Por Patricia Rondón Espín CARACAS (Reuters) - O Ministério Público da Venezuela pediu na quinta-feira a prisão do prefeito oposicionista Manuel Rosales, sob acusação de enriquecimento ilícito.

Reuters |

A medida representa a ação mais dura dos últimos anos contra um adversário do presidente Hugo Chávez, e poderia significar 3 a 10 anos de prisão caso se comprovem as irregularidades supostamente ocorridas quando Rosales governava o Estado de Zúlia (oeste).

"A medida (de prisão) foi solicitada no mesmo escrito, de todas maneiras isso será elucidado na audiência preliminar (...). É o tribunal quem deve aceitá-la ou não", disse a promotora Katiuska Plaza à TV estatal.

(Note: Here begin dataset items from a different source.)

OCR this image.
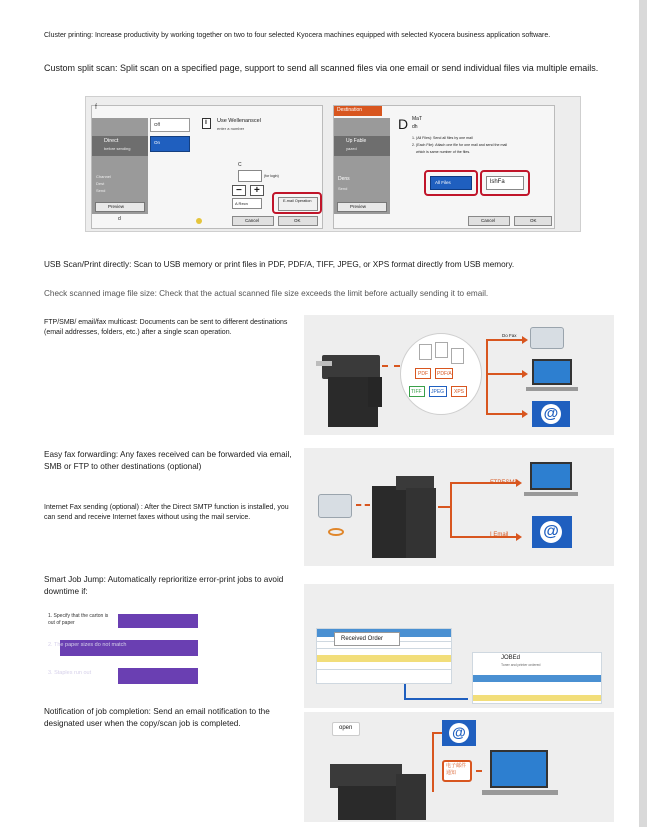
Cluster printing: Increase productivity by working together on two to four selected Kyocera machines equipped with selected Kyocera business application software.
Custom split scan: Split scan on a specified page, support to send all scanned files via one email or send individual files via multiple emails.
f
Direct
before sending
Channel
Dest
Send
Preview
Off
On
i Use Wellenanscel
enter a number
C
(for login)
− +
A Recn	E-mail Operation
Cancel	OK
d
Destination
Up Fable
yazed
Dens
Send
Preview
D MaT
dh
1. (All Files): Send all files by one mail
2. (Each File): Attach one file for one mail and send the mail
which is same number of the files.
All Files	lshFa
Cancel	OK
USB Scan/Print directly: Scan to USB memory or print files in PDF, PDF/A, TIFF, JPEG, or XPS format directly from USB memory.
Check scanned image file size: Check that the actual scanned file size exceeds the limit before actually sending it to email.
FTP/SMB/ email/fax multicast: Documents can be sent to different destinations (email addresses, folders, etc.) after a single scan operation.
PDF PDF/A
TIFF JPEG XPS
Do Fax
@
Easy fax forwarding: Any faxes received can be forwarded via email, SMB or FTP to other destinations (optional)
Internet Fax sending (optional) : After the Direct SMTP function is installed, you can send and receive Internet faxes without using the mail service.
FTPESMB
I Email @
Smart Job Jump: Automatically reprioritize error-print jobs to avoid downtime if:
1. Specify that the carton is out of paper
2. The paper sizes do not match
3. Staples run out
Received Order
JOBEd
Toner and printer ordered
Notification of job completion: Send an email notification to the designated user when the copy/scan job is completed.	open	@
电子邮件 通知
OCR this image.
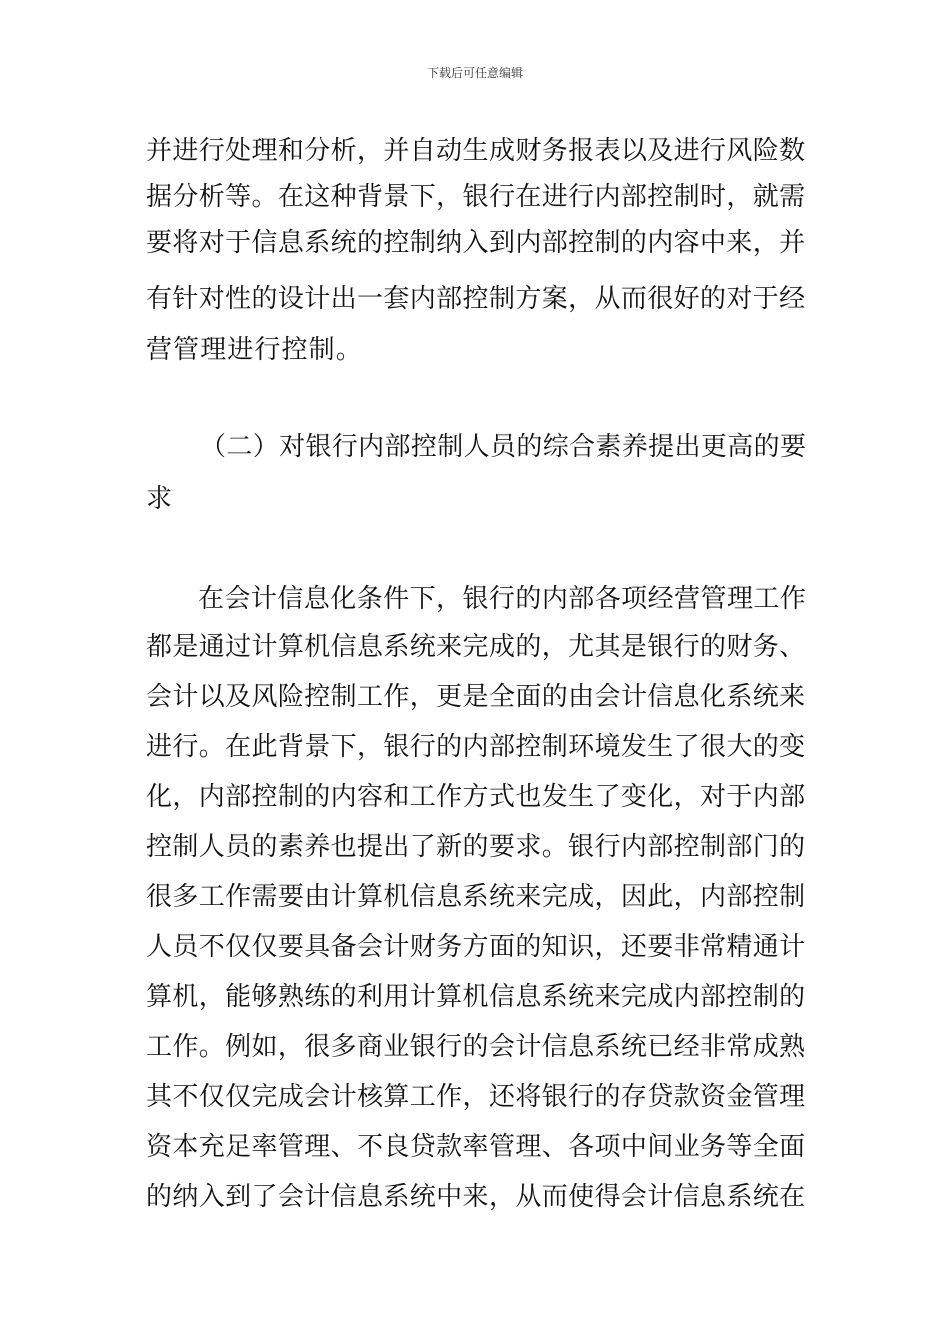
下载后可任意编辑
并进行处理和分析，并自动生成财务报表以及进行风险数
据分析等。在这种背景下，银行在进行内部控制时，就需
要将对于信息系统的控制纳入到内部控制的内容中来，并
有针对性的设计出一套内部控制方案，从而很好的对于经
营管理进行控制。
（二）对银行内部控制人员的综合素养提出更高的要
求
在会计信息化条件下，银行的内部各项经营管理工作
都是通过计算机信息系统来完成的，尤其是银行的财务、
会计以及风险控制工作，更是全面的由会计信息化系统来
进行。在此背景下，银行的内部控制环境发生了很大的变
化，内部控制的内容和工作方式也发生了变化，对于内部
控制人员的素养也提出了新的要求。银行内部控制部门的
很多工作需要由计算机信息系统来完成，因此，内部控制
人员不仅仅要具备会计财务方面的知识，还要非常精通计
算机，能够熟练的利用计算机信息系统来完成内部控制的
工作。例如，很多商业银行的会计信息系统已经非常成熟
其不仅仅完成会计核算工作，还将银行的存贷款资金管理
资本充足率管理、不良贷款率管理、各项中间业务等全面
的纳入到了会计信息系统中来，从而使得会计信息系统在
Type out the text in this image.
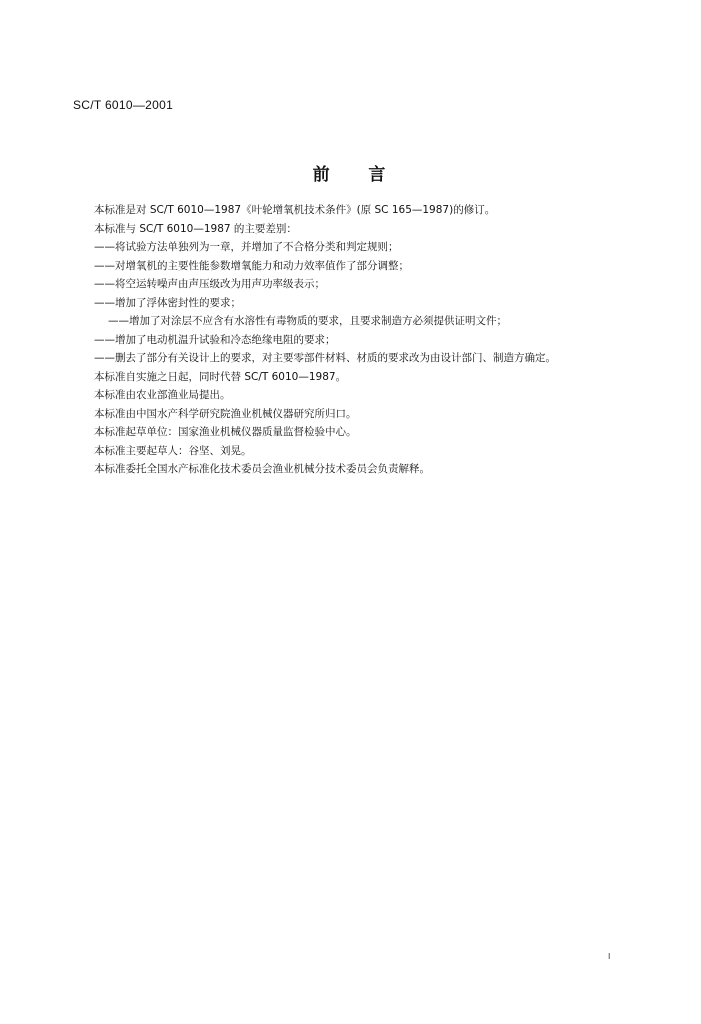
SC/T 6010—2001
前    言
本标准是对 SC/T 6010—1987《叶轮增氧机技术条件》(原 SC 165—1987)的修订。
本标准与 SC/T 6010—1987 的主要差别：
——将试验方法单独列为一章，并增加了不合格分类和判定规则；
——对增氧机的主要性能参数增氧能力和动力效率值作了部分调整；
——将空运转噪声由声压级改为用声功率级表示；
——增加了浮体密封性的要求；
——增加了对涂层不应含有水溶性有毒物质的要求，且要求制造方必须提供证明文件；
——增加了电动机温升试验和冷态绝缘电阻的要求；
——删去了部分有关设计上的要求，对主要零部件材料、材质的要求改为由设计部门、制造方确定。
本标准自实施之日起，同时代替 SC/T 6010—1987。
本标准由农业部渔业局提出。
本标准由中国水产科学研究院渔业机械仪器研究所归口。
本标准起草单位：国家渔业机械仪器质量监督检验中心。
本标准主要起草人：谷坚、刘晃。
本标准委托全国水产标准化技术委员会渔业机械分技术委员会负责解释。
I
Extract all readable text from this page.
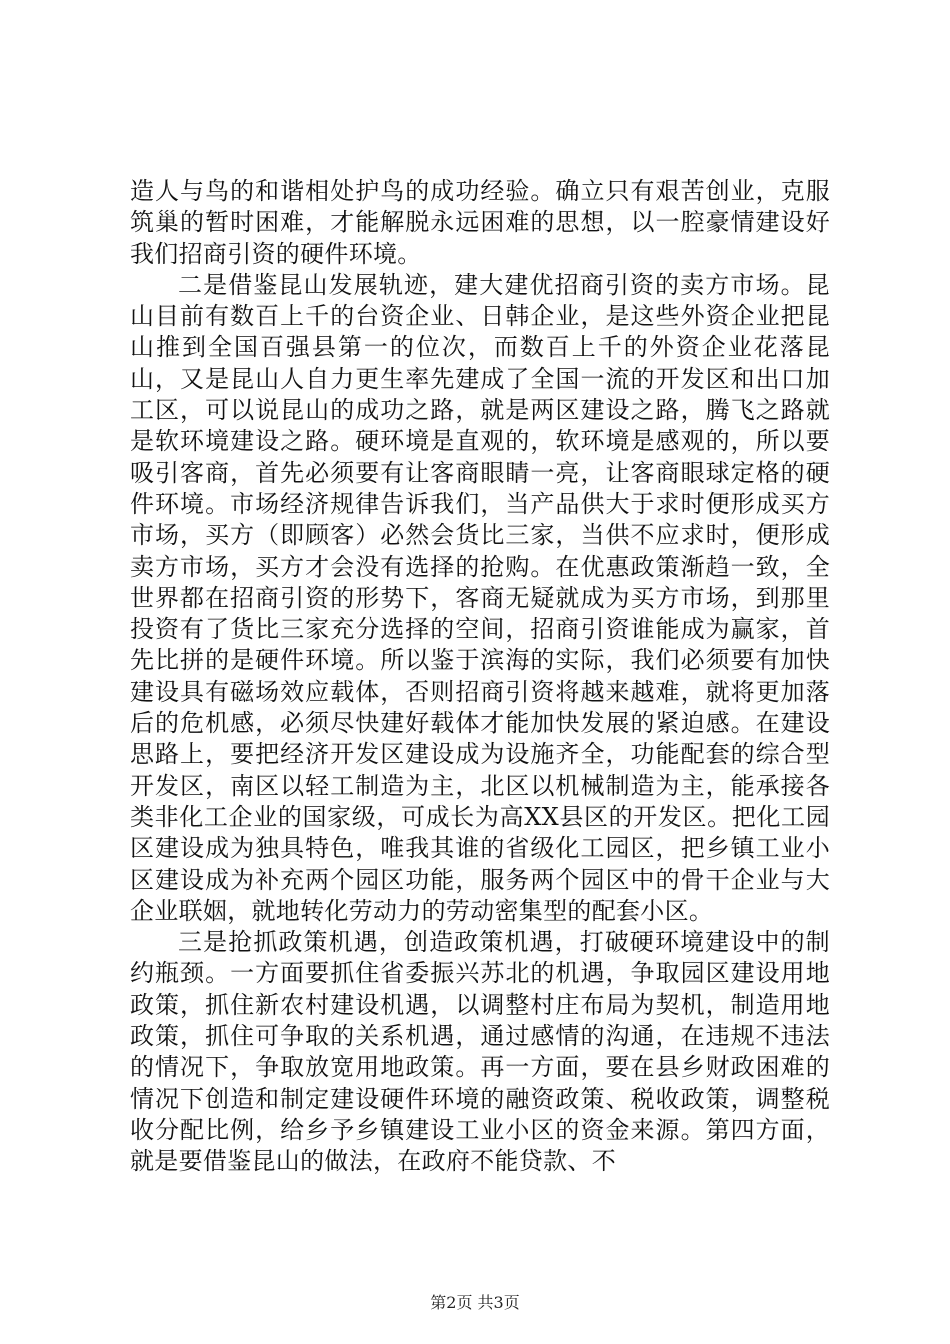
造人与鸟的和谐相处护鸟的成功经验。确立只有艰苦创业，克服筑巢的暂时困难，才能解脱永远困难的思想，以一腔豪情建设好我们招商引资的硬件环境。

二是借鉴昆山发展轨迹，建大建优招商引资的卖方市场。昆山目前有数百上千的台资企业、日韩企业，是这些外资企业把昆山推到全国百强县第一的位次，而数百上千的外资企业花落昆山，又是昆山人自力更生率先建成了全国一流的开发区和出口加工区，可以说昆山的成功之路，就是两区建设之路，腾飞之路就是软环境建设之路。硬环境是直观的，软环境是感观的，所以要吸引客商，首先必须要有让客商眼睛一亮，让客商眼球定格的硬件环境。市场经济规律告诉我们，当产品供大于求时便形成买方市场，买方（即顾客）必然会货比三家，当供不应求时，便形成卖方市场，买方才会没有选择的抢购。在优惠政策渐趋一致，全世界都在招商引资的形势下，客商无疑就成为买方市场，到那里投资有了货比三家充分选择的空间，招商引资谁能成为赢家，首先比拼的是硬件环境。所以鉴于滨海的实际，我们必须要有加快建设具有磁场效应载体，否则招商引资将越来越难，就将更加落后的危机感，必须尽快建好载体才能加快发展的紧迫感。在建设思路上，要把经济开发区建设成为设施齐全，功能配套的综合型开发区，南区以轻工制造为主，北区以机械制造为主，能承接各类非化工企业的国家级，可成长为高XX县区的开发区。把化工园区建设成为独具特色，唯我其谁的省级化工园区，把乡镇工业小区建设成为补充两个园区功能，服务两个园区中的骨干企业与大企业联姻，就地转化劳动力的劳动密集型的配套小区。

三是抢抓政策机遇，创造政策机遇，打破硬环境建设中的制约瓶颈。一方面要抓住省委振兴苏北的机遇，争取园区建设用地政策，抓住新农村建设机遇，以调整村庄布局为契机，制造用地政策，抓住可争取的关系机遇，通过感情的沟通，在违规不违法的情况下，争取放宽用地政策。再一方面，要在县乡财政困难的情况下创造和制定建设硬件环境的融资政策、税收政策，调整税收分配比例，给乡予乡镇建设工业小区的资金来源。第四方面，就是要借鉴昆山的做法，在政府不能贷款、不

第2页 共3页
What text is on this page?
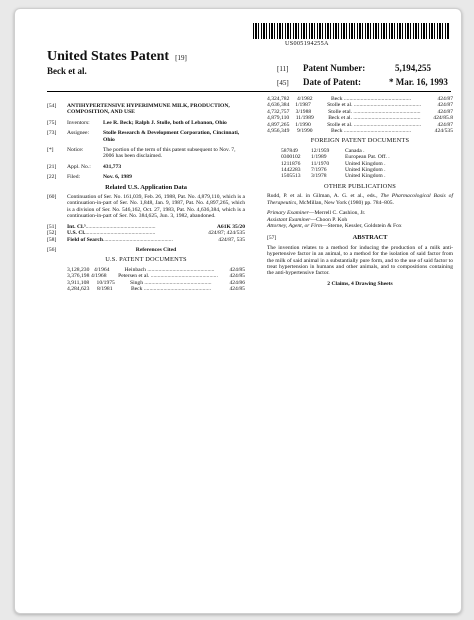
US005194255A
United States Patent [19]
Beck et al.	[11] Patent Number:	5,194,255
[45] Date of Patent:	* Mar. 16, 1993
[54]	ANTIHYPERTENSIVE HYPERIMMUNE MILK, PRODUCTION, COMPOSITION, AND USE
[75]	Inventors:	Lee R. Beck; Ralph J. Stolle, both of Lebanon, Ohio
[73]	Assignee:	Stolle Research & Development Corporation, Cincinnati, Ohio
[*]	Notice:	The portion of the term of this patent subsequent to Nov. 7, 2006 has been disclaimed.
[21]	Appl. No.:	431,773
[22]	Filed:	Nov. 6, 1989
Related U.S. Application Data
[60]	Continuation of Ser. No. 161,039, Feb. 26, 1988, Pat. No. 4,879,110, which is a continuation-in-part of Ser. No. 1,848, Jan. 9, 1987, Pat. No. 4,897,265, which is a division of Ser. No. 546,162, Oct. 27, 1983, Pat. No. 4,636,384, which is a continuation-in-part of Ser. No. 384,625, Jun. 3, 1982, abandoned.
[51]	Int. Cl.⁵ ..................................................	A61K 35/20
[52]	U.S. Cl. ..................................................	424/87; 424/535
[58]	Field of Search ..................................................	424/87, 535
[56]	References Cited
U.S. PATENT DOCUMENTS
3,128,230 4/1964	Heinbach ................................................	424/85
3,376,198 4/1968	Petersen et al. ................................................	424/85
3,911,108	10/1975	Singh ................................................	424/86
4,284,623	8/1981	Beck ................................................	424/85
4,324,782	4/1982	Beck ................................................	424/87
4,636,384	1/1987	Stolle et al. ................................................	424/87
4,732,757	3/1988	Stolle etal. ................................................	424/87
4,879,110	11/1989	Beck et al. ................................................	424/85.8
4,897,265	1/1990	Stolle et al. ................................................	424/87
4,956,349	9/1990	Beck ................................................	424/535
FOREIGN PATENT DOCUMENTS
587849	12/1959	Canada .
0300102	1/1989	European Pat. Off. .
1211876	11/1970	United Kingdom .
1442283	7/1976	United Kingdom .
1505513	3/1978	United Kingdom .
OTHER PUBLICATIONS
Rudd, P. et al. in Gilman, A. G. et al., eds., The Pharmacological Basis of Therapeutics, McMillan, New York (1980) pp. 784–805.
Primary Examiner—Merrell C. Cashion, Jr.
Assistant Examiner—Choon P. Koh
Attorney, Agent, or Firm—Sterne, Kessler, Goldstein & Fox
[57]	ABSTRACT
The invention relates to a method for inducing the production of a milk anti-hypertensive factor in an animal, to a method for the isolation of said factor from the milk of said animal in a substantially pure form, and to the use of said factor to treat hypertension in humans and other animals, and to compositions containing the anti-hypertensive factor.
2 Claims, 4 Drawing Sheets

Rosales, um dos principais líderes da fragmentada oposição venezuelana, disse que Chávez está por trás do processo.

"Não é o Ministério Público. Essa é uma ordem que Chávez deu desde o final do ano passado e esteve insistindo nesse tema porque, como todos sabemos, na Venezuela os poderes não funcionam", disse ele ao canal local Globovisión.

"Vou enfrentá-lo em todos os terrenos. Chávez é um covarde que, agarrado às calças dos militares, com os poderes controlados, pretende dobrar o povo da Venezuela dando um chute na Constituição", acrescentou, irritado.

A oposição acusa Chávez de querer ocupar todos os espaços de poder no país, enquanto o presidente assegura que seus adversários representam interesses da "oligarquia" contrária à sua "revolução socialista".

Rosales, com mais de 30 anos de carreira política no petroleiro Zúlia - Estado de maior população no país -, foi o candidato único da oposição contra Chávez na eleição presidencial de 2006. Derrotado, continuou sendo um dos maiores detratores do presidente.

No final do ano passado, quando se candidatou a prefeito de Maracaibo, capital de Zúlia, a Assembleia Nacional e a Promotoria começaram a investigá-lo por suposta corrupção, instruídos por Chávez.

Entretanto, depois que o presidente disse em reiteradas ocasiões que seu rival seria preso, as águas se acalmaram durante a bem sucedida campanha eleitoral que permitiu a Chávez eliminar os limites à sua reeleição, no referendo de um mês atrás.